After investing in mutual funds, we tend to get anxious and keep checking our portfolio frequently. This frequency can be once in a month for some people, while some check it every hour. We do it due to three reasons:
- To see if our investments are performing as per expectation
- Based on the information and news flow, some have a fear of things going wrong or missing out on opportunities, that apprehension makes them view their portfolio often.
- Checking mutual fund portfolios is the easiest among investment products, thanks to technology – you do not know yesterday’s price of your property since there is no daily price discovery, thus you cannot view it anywhere.
But should you be checking your portfolio every hour, every week, every month, or every year? Then what is the right frequency?
Before we answer this question, it is important to note that in the first place we should invest prudently after taking into consideration important factors. These factors are return expectation, risk profile, age, time horizon of investment, investment goals and understanding of the asset class. Many of us invest basis advice or tips from our near and dear ones or someone we believe who understands the investment business.
We do not put in the effort to understand ourselves what we are getting into. This is quite unfortunate because when we buy insurance for our car or invest in real estate, we look at various parameters minutely, visit the site many times and look for the best deal. It is important that we spend some time understanding the asset class where we are putting our money. It does not mean you have to be an expert, but basic knowledge is vital. When we are armed with this knowledge, our frequency of checking our portfolio will also be right.
Once you have made the right investment decision, zeroed on the funds and invested, you should check your portfolio once in six months or a year. This should be enough; we say so because frequently viewing your portfolio could lead to irrational decisions. Let us explain with an example. Suppose you invested in three equity funds for the next 5 years to achieve your goal of buying a car. Equity investments are volatile in nature and the value keeps on moving up and down all the time. If you are looking at this portfolio hourly or daily, you might be tempted to act out of greed or fear. This action could be disastrous, there is a saying that “money in equities is made by waiting”. If you have invested correctly and are looking to do so for 10 years then why do you need to view it daily? If these three funds will be down 20%, fear will overtake and signal your mind to sell, or if it is up 30%, greed will tell you to invest more.
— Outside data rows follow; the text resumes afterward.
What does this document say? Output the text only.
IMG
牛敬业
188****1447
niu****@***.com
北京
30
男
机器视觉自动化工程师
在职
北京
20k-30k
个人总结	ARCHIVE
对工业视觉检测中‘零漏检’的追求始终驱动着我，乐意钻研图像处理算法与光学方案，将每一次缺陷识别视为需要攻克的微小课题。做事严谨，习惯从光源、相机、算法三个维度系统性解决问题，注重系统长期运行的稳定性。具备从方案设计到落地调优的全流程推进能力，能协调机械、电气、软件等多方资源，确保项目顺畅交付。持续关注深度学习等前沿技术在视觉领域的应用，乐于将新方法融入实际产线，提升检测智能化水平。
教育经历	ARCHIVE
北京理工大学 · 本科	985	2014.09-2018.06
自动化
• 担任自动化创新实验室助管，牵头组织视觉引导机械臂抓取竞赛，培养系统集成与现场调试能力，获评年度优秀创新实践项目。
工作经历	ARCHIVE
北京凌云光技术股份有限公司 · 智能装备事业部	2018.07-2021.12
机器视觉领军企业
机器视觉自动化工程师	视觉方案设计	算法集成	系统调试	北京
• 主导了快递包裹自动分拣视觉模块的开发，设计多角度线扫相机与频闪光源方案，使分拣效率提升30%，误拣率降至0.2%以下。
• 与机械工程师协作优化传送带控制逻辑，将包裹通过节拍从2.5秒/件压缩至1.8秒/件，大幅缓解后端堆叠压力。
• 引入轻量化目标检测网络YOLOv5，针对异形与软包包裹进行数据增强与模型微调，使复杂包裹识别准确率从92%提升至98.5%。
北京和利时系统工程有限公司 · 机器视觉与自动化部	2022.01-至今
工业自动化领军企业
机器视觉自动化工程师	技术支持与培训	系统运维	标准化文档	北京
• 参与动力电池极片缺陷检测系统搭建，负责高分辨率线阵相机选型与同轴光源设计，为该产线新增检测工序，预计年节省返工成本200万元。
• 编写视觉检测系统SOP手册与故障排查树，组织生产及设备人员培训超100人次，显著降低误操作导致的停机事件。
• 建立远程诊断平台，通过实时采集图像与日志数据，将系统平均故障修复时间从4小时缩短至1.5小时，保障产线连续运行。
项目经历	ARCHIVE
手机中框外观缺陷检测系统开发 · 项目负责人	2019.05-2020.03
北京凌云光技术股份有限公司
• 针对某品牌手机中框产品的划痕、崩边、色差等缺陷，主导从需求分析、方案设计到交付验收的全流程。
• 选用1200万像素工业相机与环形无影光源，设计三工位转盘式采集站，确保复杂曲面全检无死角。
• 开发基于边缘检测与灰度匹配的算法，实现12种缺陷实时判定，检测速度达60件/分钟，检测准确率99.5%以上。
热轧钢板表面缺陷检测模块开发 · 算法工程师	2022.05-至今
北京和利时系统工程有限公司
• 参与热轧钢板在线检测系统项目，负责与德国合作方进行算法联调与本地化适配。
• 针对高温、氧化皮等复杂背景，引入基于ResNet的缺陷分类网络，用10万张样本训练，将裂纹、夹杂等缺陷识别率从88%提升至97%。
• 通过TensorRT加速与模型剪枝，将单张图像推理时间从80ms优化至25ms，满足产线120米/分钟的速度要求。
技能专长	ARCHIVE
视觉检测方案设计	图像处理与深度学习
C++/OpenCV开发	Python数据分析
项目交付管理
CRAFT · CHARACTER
This is a natural phenomenon in every human being but success in investing depends on our behaviour more than skills or knowledge. Over a long period of time, there is not much difference in the best and the average performing fund. Even if you stick around in the average performing fund, you would do well. Once you are checking your portfolio every 6 months or a year, there could be factors that will warrant a deeper review and rebalancing of the portfolio. These are the factors one needs to keep in mind:
Fund Manager – If there is a change in the fund manager of the fund, you should analyze who is taking over that fund and discuss with your advisor the impact it would have on that fund. Every fund manager has his/her own style of managing funds and it could have a bearing on the performance of that fund.
Scheme Merger – Suppose you invested in scheme A which is a large-cap equity fund but after some time the mutual fund company merged it into scheme B which is a multi-cap fund. In this case, your initial objective of allocating to a large-cap fund is nullified, so you need to withdraw from that fund and invest in some other large-cap fund.
Closure of Fund – There can be instances when due to certain reasons a fund might be closing and returning money back to the investors. In this case, an advance communication is made by the mutual fund and you might have to make changes in your portfolio.
Fund Performance – Though 6 months or a year is a short time to review fund performance, there can be instances when a fund performs very badly. In this case, you need to understand the reasons for such a performance and take the necessary steps.
Checking and reviewing your portfolio can be injurious to your financial health. We recommend checking once or twice in a year and take the necessary steps to rebalance whenever necessary.